Our Mtg. Division Manager is looking for ways to hold MLOs accountable for errors on loan files. Would either of the options below be a violation of Reg Z’s MLO Compensation Rules:
1- We have issues with appraisals being ordered too soon in the process and the borrower does not pay for them in advance. When the loan doesn’t close for whatever reason, the bank is stuck paying the bill. If the MLO did not follow bank guidelines for time frames, can we pass that expense to the MLO without violating the comp rules?
2 – We are considering putting into place a quality scorecard. There would be 3 – 5 measures that would speak to the quality of the files for a period of time, for instance quarterly. Thresholds would be set for each measure and if the MLO exceeded those thresholds, there would be an impact to their commissions. Examples: % of errors on GFEs issued; % of loans closed compared to apps taken; Avg. # of days from application to closing.
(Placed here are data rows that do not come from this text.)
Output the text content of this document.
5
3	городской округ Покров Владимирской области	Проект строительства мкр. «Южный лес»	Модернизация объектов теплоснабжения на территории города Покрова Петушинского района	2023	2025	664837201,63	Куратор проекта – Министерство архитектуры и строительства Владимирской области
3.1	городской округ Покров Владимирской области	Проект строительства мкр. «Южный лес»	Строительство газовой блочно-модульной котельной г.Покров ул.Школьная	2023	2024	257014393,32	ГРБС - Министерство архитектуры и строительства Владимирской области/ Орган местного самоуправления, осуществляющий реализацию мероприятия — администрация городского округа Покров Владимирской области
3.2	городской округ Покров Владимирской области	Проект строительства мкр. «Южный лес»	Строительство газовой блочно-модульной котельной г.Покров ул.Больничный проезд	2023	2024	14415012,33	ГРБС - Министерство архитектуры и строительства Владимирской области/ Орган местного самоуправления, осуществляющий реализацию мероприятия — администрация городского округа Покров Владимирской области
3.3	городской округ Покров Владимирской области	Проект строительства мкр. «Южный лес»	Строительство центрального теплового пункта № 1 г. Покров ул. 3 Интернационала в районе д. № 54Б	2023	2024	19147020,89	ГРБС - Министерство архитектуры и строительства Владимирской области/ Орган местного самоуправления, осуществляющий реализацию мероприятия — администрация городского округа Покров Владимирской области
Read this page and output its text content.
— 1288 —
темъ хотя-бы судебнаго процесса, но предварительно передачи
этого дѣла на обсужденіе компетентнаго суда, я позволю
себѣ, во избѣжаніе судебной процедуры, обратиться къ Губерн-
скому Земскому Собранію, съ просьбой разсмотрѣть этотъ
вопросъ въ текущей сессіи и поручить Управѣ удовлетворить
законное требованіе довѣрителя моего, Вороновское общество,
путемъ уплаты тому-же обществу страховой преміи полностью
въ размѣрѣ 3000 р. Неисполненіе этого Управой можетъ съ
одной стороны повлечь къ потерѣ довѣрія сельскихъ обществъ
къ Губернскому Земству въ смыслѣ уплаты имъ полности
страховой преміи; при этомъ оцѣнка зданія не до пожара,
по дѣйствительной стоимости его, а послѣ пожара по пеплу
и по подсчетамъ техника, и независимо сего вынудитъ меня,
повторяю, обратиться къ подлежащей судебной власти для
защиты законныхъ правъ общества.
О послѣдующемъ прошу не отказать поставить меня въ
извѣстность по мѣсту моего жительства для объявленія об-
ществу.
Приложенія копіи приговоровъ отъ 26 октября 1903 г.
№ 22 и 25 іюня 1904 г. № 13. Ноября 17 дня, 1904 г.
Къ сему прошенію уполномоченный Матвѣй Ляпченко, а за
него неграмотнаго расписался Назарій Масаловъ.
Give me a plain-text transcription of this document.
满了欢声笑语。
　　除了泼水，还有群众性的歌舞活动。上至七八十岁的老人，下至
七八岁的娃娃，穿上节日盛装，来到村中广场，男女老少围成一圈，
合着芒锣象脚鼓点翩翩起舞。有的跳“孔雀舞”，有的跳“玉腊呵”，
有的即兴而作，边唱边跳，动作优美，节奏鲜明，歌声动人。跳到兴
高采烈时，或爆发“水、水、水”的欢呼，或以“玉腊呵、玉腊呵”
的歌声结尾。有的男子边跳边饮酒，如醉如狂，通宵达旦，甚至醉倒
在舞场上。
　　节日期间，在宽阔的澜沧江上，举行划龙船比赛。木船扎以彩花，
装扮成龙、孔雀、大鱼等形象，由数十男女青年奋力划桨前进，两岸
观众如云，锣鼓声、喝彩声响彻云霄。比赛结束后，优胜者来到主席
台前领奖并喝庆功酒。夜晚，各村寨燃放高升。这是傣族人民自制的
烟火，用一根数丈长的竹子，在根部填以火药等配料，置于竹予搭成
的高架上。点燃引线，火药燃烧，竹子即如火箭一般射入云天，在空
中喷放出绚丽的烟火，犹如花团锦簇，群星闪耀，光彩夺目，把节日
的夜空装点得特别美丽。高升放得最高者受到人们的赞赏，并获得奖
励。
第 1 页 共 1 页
1. I don’t believe this would violate the compensation rules. You need to ensure you aren’t providing incentive for lender to collect the appraisal fee before they provided the early disclosures and the borrower has indicated their intent to proceed with the transaction and have clear policies and procedures reflecting this.
2. I think this would be fine as long as you use measures that are not based on terms of the loan or proxies for terms and are considered permissible methods of compensation (see Reg Z Commentary, Paragraph 36(d)(1)-2(i) ). Also look at the examples of bonuses based on terms versus performance benchmarks listed under Paragraph 36(d)(1)-1(ii).